Ayer caminaba hacia el trabajo. Dos hombres (españoles, jóvenes, perfectamente vestidos al estilo clase media, perfectamente aceptados como “normales”) venían en dirección opuesta a mí. Uno de ellos empezó a marcar la diagonal. Lo vi, no me aparté, levanté la cara, nos cruzamos sin tocarnos pero a un milímetro de distancia. En el momento justo su cara se giró y me arrojó al oído un gruñido, un gruñido de cerdo.
Esa diagonal
Esa diagonal la conocemos todas.
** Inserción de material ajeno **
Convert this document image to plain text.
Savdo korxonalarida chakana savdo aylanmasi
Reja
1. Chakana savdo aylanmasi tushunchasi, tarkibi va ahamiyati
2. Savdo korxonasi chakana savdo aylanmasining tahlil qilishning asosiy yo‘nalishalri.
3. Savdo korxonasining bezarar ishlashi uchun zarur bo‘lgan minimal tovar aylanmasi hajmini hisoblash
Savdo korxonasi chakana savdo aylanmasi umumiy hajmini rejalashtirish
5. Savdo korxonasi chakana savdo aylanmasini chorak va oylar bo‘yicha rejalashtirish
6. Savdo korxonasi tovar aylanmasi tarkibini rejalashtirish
Es una que marcan los machos en la calle, se desvían de su camino y a medida que avanzan se van acercando más y más a ti, hasta que te cortan el paso o te tocan el culo o te susurran algo al oído o hacen que te desvíes y les dejes paso, marcando así el territorio y su superioridad. El agresor y la sociedad entienden (y te hacen entender) que si no te apartas es porque o bien eres gilipollas y no te has enterando de como están las cosas o bien eres una fresca y en el fondo lo que buscas es que te metan mano. También puede ocurrir que te estés enfrentando a la jerarquía masculina, en cuyo caso te mereces que te hagan recordar cuál es tu estatus de mujer en el espacio público a base comentario o gesto soez. Soy de estas últimas.